THE INDIAN SUPERBUG THAT LANCET MISSED
We Indians have always known that a Superbug exists in India, much before the other report came out. Our Superbug is not just resistant to antibiotics – it is resistant to all super medicines manufactured by super pharmaceutical companies for our super hospitals. Our Great Indian Superbug has some distinct features that differentiate it from the other bugs mentioned in the report. For one, it affects a miniscule population only, making it a bad commercial proposition, and secondly, we already have a cure for that.

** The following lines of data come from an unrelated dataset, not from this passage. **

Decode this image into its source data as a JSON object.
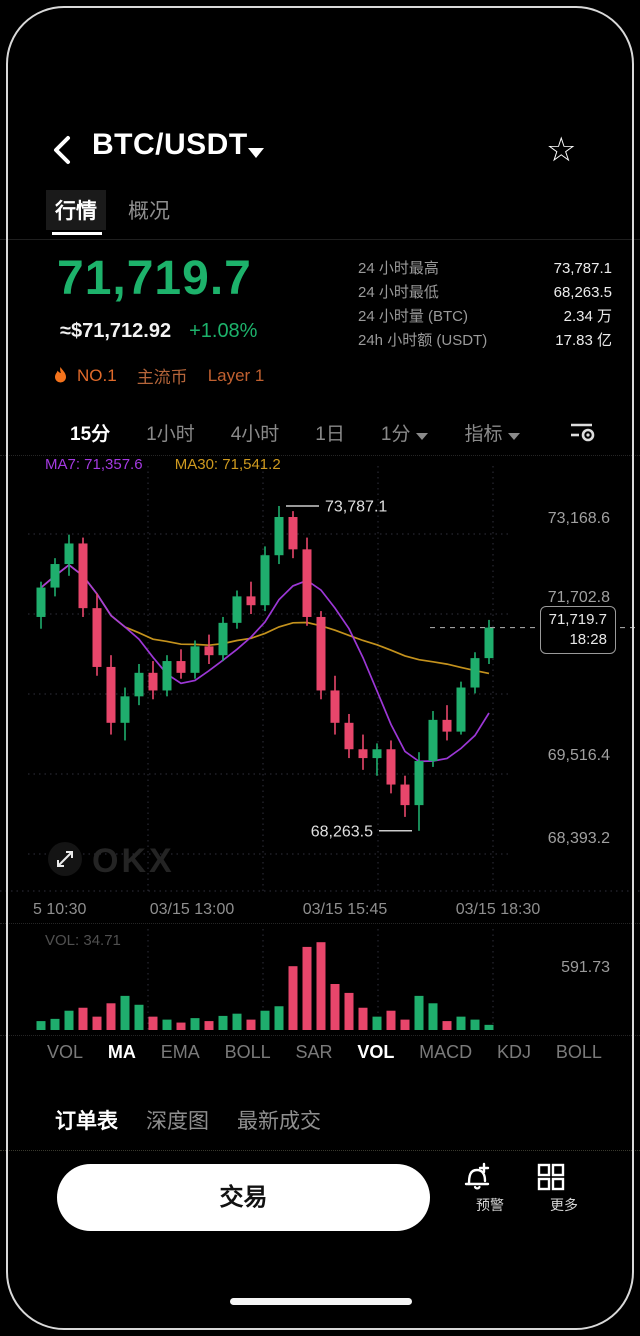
{
  "header": {
    "title": "BTC/USDT"
  },
  "tabs": {
    "quotes": "行情",
    "overview": "概况"
  },
  "price": {
    "last": "71,719.7",
    "fiat": "≈$71,712.92",
    "change": "+1.08%",
    "badges": [
      "NO.1",
      "主流币",
      "Layer 1"
    ]
  },
  "stats": [
    {
      "label": "24 小时最高",
      "value": "73,787.1"
    },
    {
      "label": "24 小时最低",
      "value": "68,263.5"
    },
    {
      "label": "24 小时量 (BTC)",
      "value": "2.34 万"
    },
    {
      "label": "24h 小时额 (USDT)",
      "value": "17.83 亿"
    }
  ],
  "timeframes": {
    "items": [
      "15分",
      "1小时",
      "4小时",
      "1日"
    ],
    "active": "15分",
    "dropdown": "1分",
    "indicator_menu": "指标"
  },
  "chart_data": {
    "type": "candlestick",
    "interval": "15m",
    "ma_labels": {
      "ma7": "MA7: 71,357.6",
      "ma30": "MA30: 71,541.2"
    },
    "y_axis_labels": [
      "73,168.6",
      "71,702.8",
      "69,516.4",
      "68,393.2"
    ],
    "x_axis_labels": [
      "5 10:30",
      "03/15 13:00",
      "03/15 15:45",
      "03/15 18:30"
    ],
    "high_annotation": "73,787.1",
    "low_annotation": "68,263.5",
    "last_price_tag": {
      "price": "71,719.7",
      "time": "18:28"
    },
    "high": 73787.1,
    "low": 68263.5,
    "candles_ohlcv": [
      [
        71900,
        72500,
        71700,
        72400,
        60
      ],
      [
        72400,
        72900,
        72250,
        72800,
        75
      ],
      [
        72800,
        73300,
        72600,
        73150,
        130
      ],
      [
        73150,
        73250,
        71900,
        72050,
        150
      ],
      [
        72050,
        72300,
        70900,
        71050,
        90
      ],
      [
        71050,
        71250,
        69900,
        70100,
        180
      ],
      [
        70100,
        70700,
        69800,
        70550,
        230
      ],
      [
        70550,
        71100,
        70400,
        70950,
        170
      ],
      [
        70950,
        71150,
        70500,
        70650,
        90
      ],
      [
        70650,
        71250,
        70550,
        71150,
        70
      ],
      [
        71150,
        71350,
        70850,
        70950,
        50
      ],
      [
        70950,
        71500,
        70850,
        71400,
        80
      ],
      [
        71400,
        71600,
        71100,
        71250,
        60
      ],
      [
        71250,
        71900,
        71150,
        71800,
        95
      ],
      [
        71800,
        72350,
        71700,
        72250,
        110
      ],
      [
        72250,
        72500,
        71950,
        72100,
        70
      ],
      [
        72100,
        73100,
        72000,
        72950,
        130
      ],
      [
        72950,
        73787.1,
        72800,
        73600,
        160
      ],
      [
        73600,
        73700,
        72900,
        73050,
        430
      ],
      [
        73050,
        73250,
        71750,
        71900,
        560
      ],
      [
        71900,
        72000,
        70500,
        70650,
        591.73
      ],
      [
        70650,
        70900,
        69900,
        70100,
        310
      ],
      [
        70100,
        70250,
        69500,
        69650,
        250
      ],
      [
        69650,
        69900,
        69300,
        69500,
        150
      ],
      [
        69500,
        69750,
        69200,
        69650,
        90
      ],
      [
        69650,
        69800,
        68900,
        69050,
        130
      ],
      [
        69050,
        69200,
        68500,
        68700,
        70
      ],
      [
        68700,
        69600,
        68263.5,
        69450,
        230
      ],
      [
        69450,
        70300,
        69350,
        70150,
        180
      ],
      [
        70150,
        70400,
        69800,
        69950,
        60
      ],
      [
        69950,
        70800,
        69900,
        70700,
        90
      ],
      [
        70700,
        71300,
        70600,
        71200,
        70
      ],
      [
        71200,
        71850,
        71100,
        71719.7,
        34.71
      ]
    ],
    "volume": {
      "label": "VOL: 34.71",
      "axis_max": "591.73"
    },
    "colors": {
      "up": "#1fae6d",
      "down": "#e8466b",
      "ma7": "#a43ae1",
      "ma30": "#cf9a1f"
    },
    "legend_position": "top-left",
    "grid": true
  },
  "indicator_tabs": {
    "items": [
      "VOL",
      "MA",
      "EMA",
      "BOLL",
      "SAR",
      "VOL",
      "MACD",
      "KDJ",
      "BOLL"
    ]
  },
  "bottom_tabs": [
    "订单表",
    "深度图",
    "最新成交"
  ],
  "actions": {
    "trade": "交易",
    "alert": "预警",
    "more": "更多"
  },
  "watermark": "OKX"
}
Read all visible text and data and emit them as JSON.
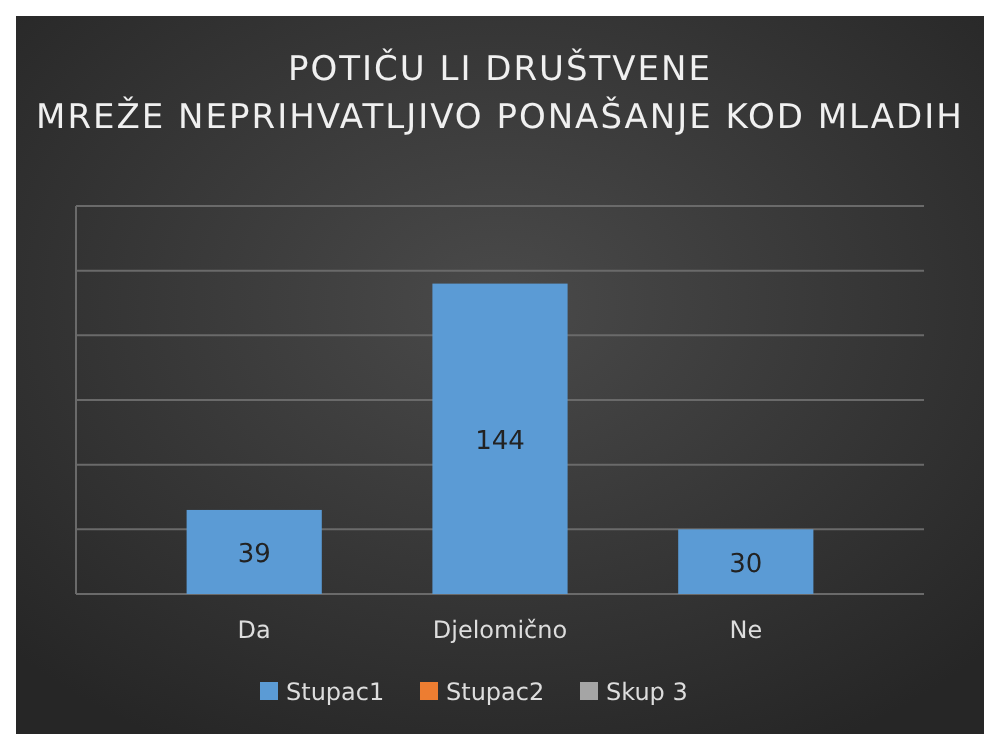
{
  "chart_data": {
    "type": "bar",
    "title": "POTIČU LI DRUŠTVENE MREŽE NEPRIHVATLJIVO PONAŠANJE KOD MLADIH",
    "categories": [
      "Da",
      "Djelomično",
      "Ne"
    ],
    "series": [
      {
        "name": "Stupac1",
        "color": "#5b9bd5",
        "values": [
          39,
          144,
          30
        ]
      },
      {
        "name": "Stupac2",
        "color": "#ed7d31",
        "values": [
          null,
          null,
          null
        ]
      },
      {
        "name": "Skup 3",
        "color": "#a5a5a5",
        "values": [
          null,
          null,
          null
        ]
      }
    ],
    "ylim": [
      0,
      180
    ],
    "yticks": [
      {
        "value": 0,
        "label": null
      },
      {
        "value": 30,
        "label": null
      },
      {
        "value": 60,
        "label": null
      },
      {
        "value": 90,
        "label": null
      },
      {
        "value": 120,
        "label": null
      },
      {
        "value": 150,
        "label": null
      },
      {
        "value": 180,
        "label": null
      }
    ],
    "tick_labels": "x",
    "grid": "y",
    "legend": "bottom",
    "data_labels": true
  }
}
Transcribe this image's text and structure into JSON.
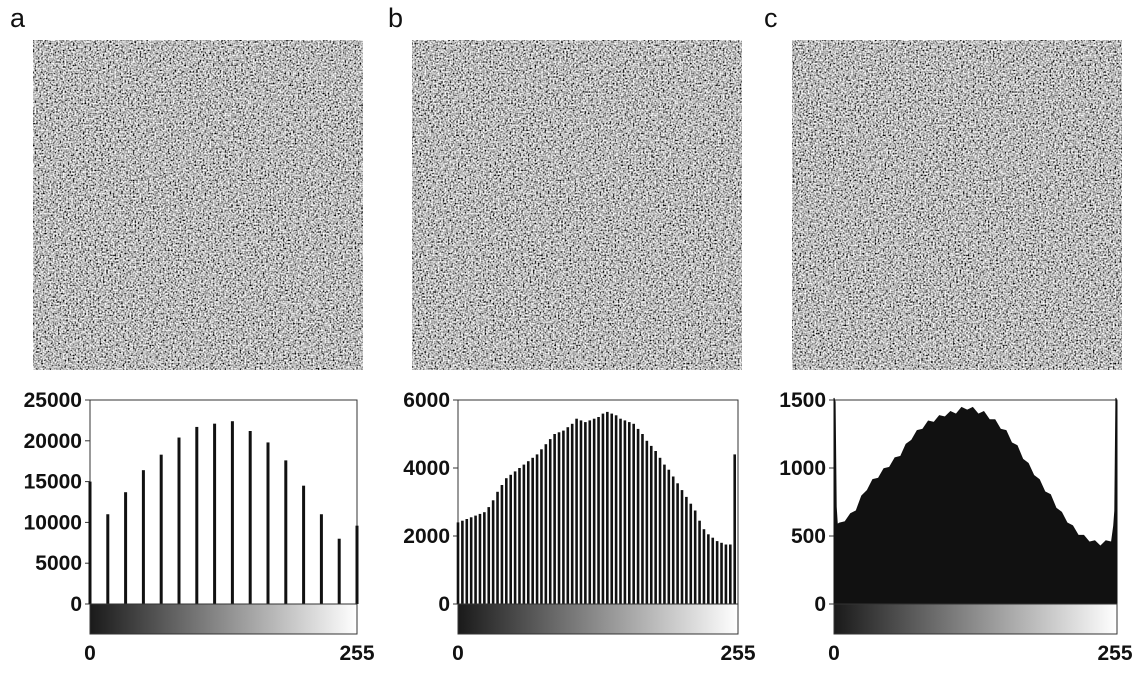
{
  "figure": {
    "panels": [
      {
        "letter": "a",
        "x_min_label": "0",
        "x_max_label": "255"
      },
      {
        "letter": "b",
        "x_min_label": "0",
        "x_max_label": "255"
      },
      {
        "letter": "c",
        "x_min_label": "0",
        "x_max_label": "255"
      }
    ]
  },
  "chart_data": [
    {
      "type": "bar",
      "panel": "a",
      "title": "",
      "xlabel": "",
      "ylabel": "",
      "xlim": [
        0,
        255
      ],
      "ylim": [
        0,
        25000
      ],
      "y_ticks": [
        0,
        5000,
        10000,
        15000,
        20000,
        25000
      ],
      "x_ticks": [
        0,
        255
      ],
      "grid": false,
      "colorbar": "grayscale gradient black to white along x-axis",
      "x": [
        0,
        17,
        34,
        51,
        68,
        85,
        102,
        119,
        136,
        153,
        170,
        187,
        204,
        221,
        238,
        255
      ],
      "values": [
        15000,
        11000,
        13700,
        16400,
        18300,
        20400,
        21700,
        22100,
        22400,
        21200,
        19800,
        17600,
        14500,
        11000,
        8000,
        9600
      ]
    },
    {
      "type": "bar",
      "panel": "b",
      "title": "",
      "xlabel": "",
      "ylabel": "",
      "xlim": [
        0,
        255
      ],
      "ylim": [
        0,
        6000
      ],
      "y_ticks": [
        0,
        2000,
        4000,
        6000
      ],
      "x_ticks": [
        0,
        255
      ],
      "grid": false,
      "colorbar": "grayscale gradient black to white along x-axis",
      "x": [
        0,
        4,
        8,
        12,
        16,
        20,
        24,
        28,
        32,
        36,
        40,
        44,
        48,
        52,
        56,
        60,
        64,
        68,
        72,
        76,
        80,
        84,
        88,
        92,
        96,
        100,
        104,
        108,
        112,
        116,
        120,
        124,
        128,
        132,
        136,
        140,
        144,
        148,
        152,
        156,
        160,
        164,
        168,
        172,
        176,
        180,
        184,
        188,
        192,
        196,
        200,
        204,
        208,
        212,
        216,
        220,
        224,
        228,
        232,
        236,
        240,
        244,
        248,
        252
      ],
      "values": [
        2400,
        2450,
        2500,
        2550,
        2600,
        2650,
        2700,
        2850,
        3050,
        3300,
        3500,
        3700,
        3800,
        3900,
        4000,
        4100,
        4200,
        4300,
        4400,
        4550,
        4700,
        4850,
        5000,
        5050,
        5100,
        5200,
        5300,
        5450,
        5400,
        5350,
        5400,
        5450,
        5500,
        5600,
        5650,
        5600,
        5550,
        5450,
        5400,
        5350,
        5300,
        5150,
        5000,
        4800,
        4650,
        4500,
        4300,
        4100,
        3950,
        3750,
        3550,
        3350,
        3150,
        2950,
        2750,
        2450,
        2200,
        2050,
        1950,
        1850,
        1800,
        1750,
        1750,
        4400
      ]
    },
    {
      "type": "bar",
      "panel": "c",
      "title": "",
      "xlabel": "",
      "ylabel": "",
      "xlim": [
        0,
        255
      ],
      "ylim": [
        0,
        1500
      ],
      "y_ticks": [
        0,
        500,
        1000,
        1500
      ],
      "x_ticks": [
        0,
        255
      ],
      "grid": false,
      "colorbar": "grayscale gradient black to white along x-axis",
      "x": [
        0,
        1,
        2,
        3,
        5,
        10,
        15,
        20,
        25,
        30,
        35,
        40,
        45,
        50,
        55,
        60,
        65,
        70,
        75,
        80,
        85,
        90,
        95,
        100,
        105,
        110,
        115,
        120,
        125,
        130,
        135,
        140,
        145,
        150,
        155,
        160,
        165,
        170,
        175,
        180,
        185,
        190,
        195,
        200,
        205,
        210,
        215,
        220,
        225,
        230,
        235,
        240,
        245,
        250,
        252,
        253,
        254,
        255
      ],
      "values": [
        1500,
        1500,
        700,
        600,
        580,
        620,
        650,
        700,
        780,
        850,
        900,
        940,
        980,
        1020,
        1060,
        1100,
        1160,
        1220,
        1260,
        1300,
        1330,
        1350,
        1370,
        1390,
        1400,
        1410,
        1430,
        1440,
        1430,
        1410,
        1400,
        1370,
        1340,
        1300,
        1260,
        1200,
        1150,
        1080,
        1020,
        960,
        900,
        840,
        790,
        720,
        660,
        610,
        560,
        520,
        490,
        470,
        450,
        440,
        450,
        470,
        560,
        700,
        1500,
        1500
      ]
    }
  ]
}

Our Superbug (named Super Humbug by our local researchers for reasons unknown) does not strike normal people. It lurks at courthouses and police stations, watching carefully. It judiciously exempts poor, ordinary souls, quickly zeroes in on its clientele and then strikes - the rich and famous, the powerful and moneyed. The classic symptoms of Super Humbug attacks show up within moments of their arrest, conviction, or a hint of being sent to jail - the affected parties clutch at their hearts complaining of severe chest pain. Hushed whispers go around - The Super Humbug Strikes! Cops wheel out wheel chairs with great alacrity, having seen the Super Humbug at play many times before, seat the healthy frames of the Humbug-affected and wheel them to Super Hospitals round the corner. Affecting mainly those suspected of scams, murders and other crimes, the Super Humbug is a creature of justice, laying its victims low at the court itself.
The Super Humbug-affected are taken through what appears to be a well-oiled procedure (i.e. well-oiled wheel chairs and stretchers). Well-oiled hospital staff await the affected at the front door, or at the city gates even, with their best well-oiled doctors leading from the front. They begin treatment right away by proclaiming that the party cannot be moved until further orders. No interviews, no stress. The Super Humbug may get irritated. Patience pays, they say. And, soon we all realize that it indeed does.
Everyone waits – the police, the public, the judiciary – as the Super Humbug resists everything from antibiotics to injections, doctors to investigating agencies. Slowly but steadily the Humbug wins the battle, confining affected parties to a life time in hospitals, rendering patients too weak to go to the courthouse. However they are fine enough to continue all sorts of other activities like meeting friends, family, lawyers etc and running parallel lives. It is a kind thing, our Super Humbug.
Unfortunately doctors cannot predict the Humbug’s behavior. In fact the Super Humbug appears to affect doctors as well, as they contradict themselves, over a period of time. First they aver that the only known treatment is a long rest in the best rooms in the hospital, and the next day they send the affected home.
No one knows when modern medicine will finally find a cure to the Great Indian Super Humbug. For medical answers, it might be wiser to increase research-spending to find out - it would be much cheaper (scams included) than the cost of deploying cops, doctors etc at the disposal of the affected. And one way or another, until a medical cure is found for the patients (or doctors), the Super Humbug will remain a pain in several parts of the body for the public.
Luckily in India, we have an alternative cure for the Super Humbug. Not proven scientifically or anything of course. Our cure is called ‘Bail’. It works like magic on this Humbug. Patients are up on their feet in two days they say! So take that Super Humbug, we got your number. And we will get you soon.